The new DIPP draft guidelines seek to curb hefty royalty payments by local manufacturers to use patents of foreign firms. This may open up a Pandora's box.
By Anilesh S. Mahajan   Delhi     Print Edition: May 8, 2016
Protect At All Costs

Agri-biotech major Mahyco Monsanto Biotech, a joint venture between Maharashtra-based Mahyco and US-based Monsanto, is currently fighting "non-payment of around `450 crore" in royalty fees by nine Bt cotton seed manufacturers in India. And, the government's recent move to bring genetically modified (Bt) cotton seeds under price control seems to be a tacit support to local manufacturers.

Now, domestic mobile phone makers, too, are seeking protection from the government in their fight against MNC technology companies. The new draft circulated by the Department of Industrial Policy and Promotion (DIPP) on Standard Essential Patents (SEP), which mandates members to agree to a pre-determined royalty, license their inventions at the "smallest saleable unit level" than at the "handset level", and not be able to seek injunctive relief at any stage in case of a "hold out" situation, only makes their case stronger.

Besides handset manufacturers, the move is also being supported by agriculture and pharmaceutical companies, and there are fears that the draft guidelines will open up a can of worms with representatives of other sectors seeking similar concessions. In fact, critics say, the proposals will allow manufacturers to use patented products without paying royalties.
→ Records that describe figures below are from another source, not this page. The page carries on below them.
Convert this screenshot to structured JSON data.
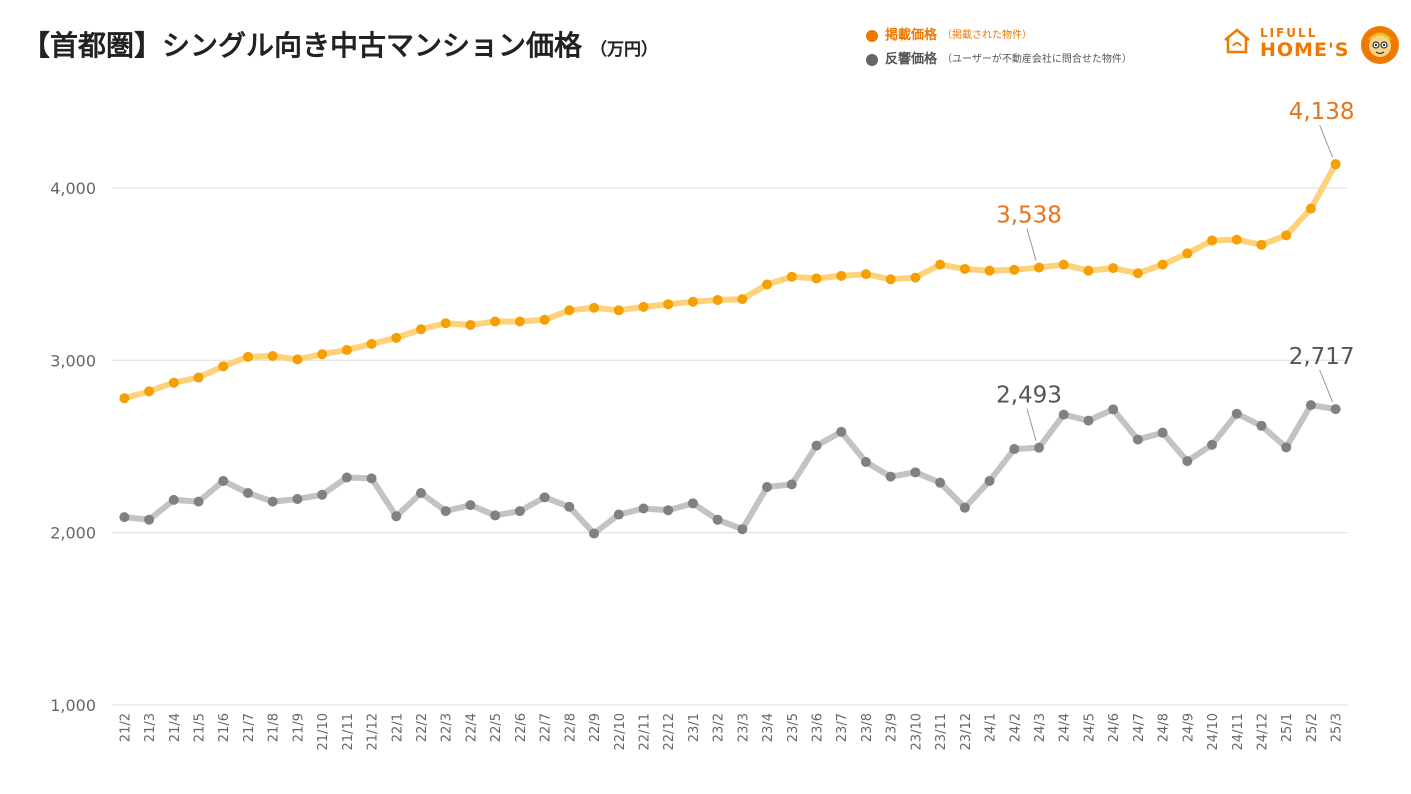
{
  "title": "【首都圏】シングル向き中古マンション価格",
  "title_unit": "（万円）",
  "legend": [
    {
      "label": "掲載価格",
      "note": "（掲載された物件）",
      "color": "#ee7800"
    },
    {
      "label": "反響価格",
      "note": "（ユーザーが不動産会社に問合せた物件）",
      "color": "#666666"
    }
  ],
  "logo": {
    "small": "LIFULL",
    "big": "HOME'S"
  },
  "chart_data": {
    "type": "line",
    "categories": [
      "21/2",
      "21/3",
      "21/4",
      "21/5",
      "21/6",
      "21/7",
      "21/8",
      "21/9",
      "21/10",
      "21/11",
      "21/12",
      "22/1",
      "22/2",
      "22/3",
      "22/4",
      "22/5",
      "22/6",
      "22/7",
      "22/8",
      "22/9",
      "22/10",
      "22/11",
      "22/12",
      "23/1",
      "23/2",
      "23/3",
      "23/4",
      "23/5",
      "23/6",
      "23/7",
      "23/8",
      "23/9",
      "23/10",
      "23/11",
      "23/12",
      "24/1",
      "24/2",
      "24/3",
      "24/4",
      "24/5",
      "24/6",
      "24/7",
      "24/8",
      "24/9",
      "24/10",
      "24/11",
      "24/12",
      "25/1",
      "25/2",
      "25/3"
    ],
    "ylim": [
      1000,
      4400
    ],
    "yticks": [
      1000,
      2000,
      3000,
      4000
    ],
    "ytick_labels": [
      "1,000",
      "2,000",
      "3,000",
      "4,000"
    ],
    "grid": true,
    "series": [
      {
        "name": "掲載価格",
        "line_color": "#fdd27a",
        "marker_color": "#f5a000",
        "label_color": "#e8731a",
        "values": [
          2780,
          2820,
          2870,
          2900,
          2965,
          3020,
          3025,
          3005,
          3035,
          3060,
          3095,
          3130,
          3180,
          3215,
          3205,
          3225,
          3225,
          3235,
          3290,
          3305,
          3290,
          3310,
          3325,
          3340,
          3350,
          3355,
          3440,
          3485,
          3475,
          3490,
          3500,
          3470,
          3480,
          3555,
          3530,
          3520,
          3525,
          3538,
          3555,
          3520,
          3535,
          3505,
          3555,
          3620,
          3695,
          3700,
          3670,
          3725,
          3880,
          4138
        ],
        "annotations": [
          {
            "index": 37,
            "text": "3,538"
          },
          {
            "index": 49,
            "text": "4,138"
          }
        ]
      },
      {
        "name": "反響価格",
        "line_color": "#c3c3c3",
        "marker_color": "#808080",
        "label_color": "#555555",
        "values": [
          2090,
          2075,
          2190,
          2180,
          2300,
          2230,
          2180,
          2195,
          2220,
          2320,
          2315,
          2095,
          2230,
          2125,
          2160,
          2100,
          2125,
          2205,
          2150,
          1995,
          2105,
          2140,
          2130,
          2170,
          2075,
          2020,
          2265,
          2280,
          2505,
          2585,
          2410,
          2325,
          2350,
          2290,
          2145,
          2300,
          2485,
          2493,
          2685,
          2650,
          2715,
          2540,
          2580,
          2415,
          2510,
          2690,
          2620,
          2495,
          2740,
          2717
        ],
        "annotations": [
          {
            "index": 37,
            "text": "2,493"
          },
          {
            "index": 49,
            "text": "2,717"
          }
        ]
      }
    ]
  }
}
Officials at DIPP say the aim of the new guidelines was to see if the government can have a role in determining the price of royalties and deciding whether a patent holder can sue a company or not. The new draft says the pricing of royalties in patents should be done along the lines of global patterns of fair, reasonable and non-discriminatory standards, and courts should get involved only if the patent holder and the user fail to achieve pricing terms.

However, interference by the government would be in contrast to PM Narendra Modi's commitment of minimum government and maximum governance. Industry lobby groups, such as FICCI, Assocham and CII, have already opposed the DIPP move, saying it would severely impact the 'Make in India' efforts.

It all started with Ericsson moving court two years ago to seek royalty from handset sellers in India. Now, it has triggered a series of disputes with a spate of actions by other companies, including Nokia, Sisvel and Qualcomm.

In China and the US, royalty of 0.019 per cent and 0.5-2 per cent is charged, respectively, on the value of the smallest saleable practising unit. But in the absence of a clearly-stated policy, Indian manufacturers, such as Micromax, Lava, iBall, Intex and Karbonn, are jittery. They fear that the total royalty (no cap) to be paid to MNC holders of SEPs could far exceed the manufacturing cost of a handset. Indian handset makers import chipsets from across the world, assemble them and sell the handsets under their own brand name.

The case of technology players is stronger with a favourable judgment from the Delhi High Court, but it will really be up to the Centre to strike the right balance between fairness of businesses and empowering those at the bottom of the pyramid.